Insulin infusion devices may be classified as openloop and closed-loop systems. Programmable open-loop micropump insulin delivery device consists of a small, lightweight, portable insulin micropump and a plastic tubing which connects the pump to a needle inserted under the skin. Insulin release patterns in them can be preprogrammed and initiated by timer or by the diabetic patient himself. This device demands a very careful monitoring of blood glucose level. Also the patients using these devices were reported to show high incidence of ketoacidosis. Implantable versions of open loop insulin infusion devices were also introduced. Chemically controlled closed loop insulin delivery devices work by feedback mechanism. It is an effective alternative in the absence of an effective pancreas or β-cell transplantation. It mimics pancreatic activity. They are biocompatible and non-toxic. The biohybrid artificial pancreas is another type of insulin diffusion device, which is under research. These contain β-cells enclosed within a semi permeable membrane, which is biocompatible. The semi permeable membrane is permeable to glucose and insulin. Special has to be given to exclude immune cells in order to prevent rejection by the body.14-16


It is a convenient and accurate method of insulin delivery. Its goal is to improve glyceamic control by making it less difficult to follow the current recommendations for intensive insulin regimens. Two types of pens are available; prefilled and reusable. Pens are available in various styles. Insulin pens have the potential to become a major asset for the improved compliance among all patients undergoing insulin therapy.
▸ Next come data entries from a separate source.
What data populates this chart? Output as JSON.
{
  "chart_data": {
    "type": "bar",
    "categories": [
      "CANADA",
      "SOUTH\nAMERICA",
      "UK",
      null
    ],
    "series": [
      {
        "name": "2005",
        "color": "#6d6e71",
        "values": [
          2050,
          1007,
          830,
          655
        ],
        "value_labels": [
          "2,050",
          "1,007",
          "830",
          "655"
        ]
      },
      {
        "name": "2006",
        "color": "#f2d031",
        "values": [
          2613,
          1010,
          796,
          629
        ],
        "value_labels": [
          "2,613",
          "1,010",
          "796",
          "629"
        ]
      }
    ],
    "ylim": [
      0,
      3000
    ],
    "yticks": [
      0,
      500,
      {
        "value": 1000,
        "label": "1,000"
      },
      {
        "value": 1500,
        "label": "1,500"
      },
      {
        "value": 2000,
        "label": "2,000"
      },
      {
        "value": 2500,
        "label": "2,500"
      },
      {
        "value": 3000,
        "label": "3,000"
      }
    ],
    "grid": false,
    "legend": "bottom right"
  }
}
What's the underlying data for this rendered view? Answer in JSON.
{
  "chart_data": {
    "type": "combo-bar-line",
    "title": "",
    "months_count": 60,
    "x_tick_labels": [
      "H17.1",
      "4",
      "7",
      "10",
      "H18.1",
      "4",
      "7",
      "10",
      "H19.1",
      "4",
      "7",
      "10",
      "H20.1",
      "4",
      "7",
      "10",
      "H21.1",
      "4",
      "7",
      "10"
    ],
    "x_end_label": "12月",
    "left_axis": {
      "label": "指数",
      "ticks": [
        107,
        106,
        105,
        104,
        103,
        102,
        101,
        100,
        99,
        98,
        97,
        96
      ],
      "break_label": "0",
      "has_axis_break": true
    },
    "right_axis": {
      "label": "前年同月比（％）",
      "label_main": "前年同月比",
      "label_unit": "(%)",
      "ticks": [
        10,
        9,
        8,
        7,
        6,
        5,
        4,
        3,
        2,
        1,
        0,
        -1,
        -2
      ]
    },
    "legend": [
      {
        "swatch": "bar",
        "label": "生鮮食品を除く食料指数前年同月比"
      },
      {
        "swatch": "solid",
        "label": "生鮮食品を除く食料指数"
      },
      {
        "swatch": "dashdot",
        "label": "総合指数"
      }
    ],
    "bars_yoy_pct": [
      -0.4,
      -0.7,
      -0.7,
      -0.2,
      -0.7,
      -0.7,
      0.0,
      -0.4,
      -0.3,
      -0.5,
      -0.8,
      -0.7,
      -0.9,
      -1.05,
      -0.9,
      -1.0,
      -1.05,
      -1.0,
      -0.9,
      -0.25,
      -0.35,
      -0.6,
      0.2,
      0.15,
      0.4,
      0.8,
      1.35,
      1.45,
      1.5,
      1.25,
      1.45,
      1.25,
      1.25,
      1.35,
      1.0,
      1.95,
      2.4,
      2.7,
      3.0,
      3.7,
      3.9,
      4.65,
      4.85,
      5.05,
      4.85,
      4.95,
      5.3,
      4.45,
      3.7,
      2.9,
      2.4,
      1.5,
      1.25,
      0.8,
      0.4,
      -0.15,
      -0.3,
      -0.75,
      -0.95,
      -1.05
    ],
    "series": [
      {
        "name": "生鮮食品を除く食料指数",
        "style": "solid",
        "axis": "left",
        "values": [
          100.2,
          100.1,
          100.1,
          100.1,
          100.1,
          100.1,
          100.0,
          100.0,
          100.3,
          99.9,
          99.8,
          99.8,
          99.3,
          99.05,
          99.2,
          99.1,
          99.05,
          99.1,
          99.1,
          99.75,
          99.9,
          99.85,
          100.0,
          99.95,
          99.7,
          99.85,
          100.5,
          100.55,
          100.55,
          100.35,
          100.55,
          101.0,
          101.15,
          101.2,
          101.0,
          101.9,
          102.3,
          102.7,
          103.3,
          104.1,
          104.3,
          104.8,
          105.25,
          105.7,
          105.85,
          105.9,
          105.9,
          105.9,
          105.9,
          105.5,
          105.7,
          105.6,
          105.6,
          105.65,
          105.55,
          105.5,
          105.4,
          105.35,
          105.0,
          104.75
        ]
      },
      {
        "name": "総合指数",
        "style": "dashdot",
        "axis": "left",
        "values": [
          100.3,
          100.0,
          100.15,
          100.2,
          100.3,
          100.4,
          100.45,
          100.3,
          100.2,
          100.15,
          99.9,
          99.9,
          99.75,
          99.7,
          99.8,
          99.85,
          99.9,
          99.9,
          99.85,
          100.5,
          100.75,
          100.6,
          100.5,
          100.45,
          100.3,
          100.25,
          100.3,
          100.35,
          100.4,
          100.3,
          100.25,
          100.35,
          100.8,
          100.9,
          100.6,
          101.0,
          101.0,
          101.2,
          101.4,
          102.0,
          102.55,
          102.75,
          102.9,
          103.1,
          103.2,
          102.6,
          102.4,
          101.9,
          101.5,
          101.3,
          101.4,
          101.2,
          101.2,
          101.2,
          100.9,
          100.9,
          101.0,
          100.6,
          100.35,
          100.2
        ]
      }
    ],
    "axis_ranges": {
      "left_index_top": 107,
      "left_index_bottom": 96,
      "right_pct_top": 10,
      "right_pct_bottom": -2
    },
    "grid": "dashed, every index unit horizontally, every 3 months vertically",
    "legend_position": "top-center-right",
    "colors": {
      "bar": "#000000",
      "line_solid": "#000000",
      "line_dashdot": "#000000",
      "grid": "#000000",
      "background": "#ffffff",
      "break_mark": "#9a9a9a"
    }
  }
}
Erythrocytes, which are the most abundant cells in the body, can be used as effective carriers of many different drugs including insulin. Biocompatibility, biodegradability, long circulation half life and the ability to get loaded with a variety of chemically and biologically active compounds make resealed erythrocytes excellent carriers of therapeutic agents.17 Dendrimers are macromolecules with highly branched 3D structure.18 They also are used for successful delivery of insulin.
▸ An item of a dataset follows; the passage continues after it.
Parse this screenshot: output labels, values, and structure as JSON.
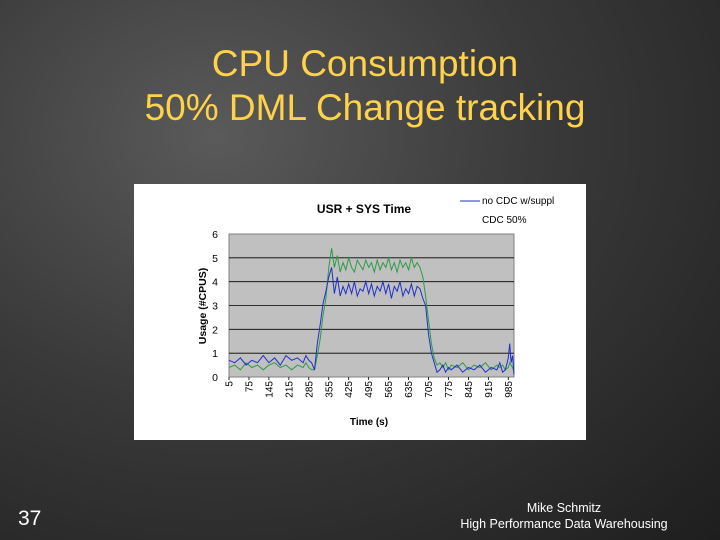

The research and advancements in insulin delivery is really promising. There are many issues which make the patient hesitant to initiate insulin therapy. So, many alternative routes for insulin delivery are under research and some of them are available. Each one has its own advantages as well as drawbacks. A suitable alternative, with high efficiency and good patient compliance is likely to emerge in future to help out people with type1 diabetes, gestational diabetes and type 2 diabetes not controlled with oral hypoglycaemic agents.


The authors are grateful to the authors/editors of all those articles, journals and books from where the data for this article has been reviewed and discussed.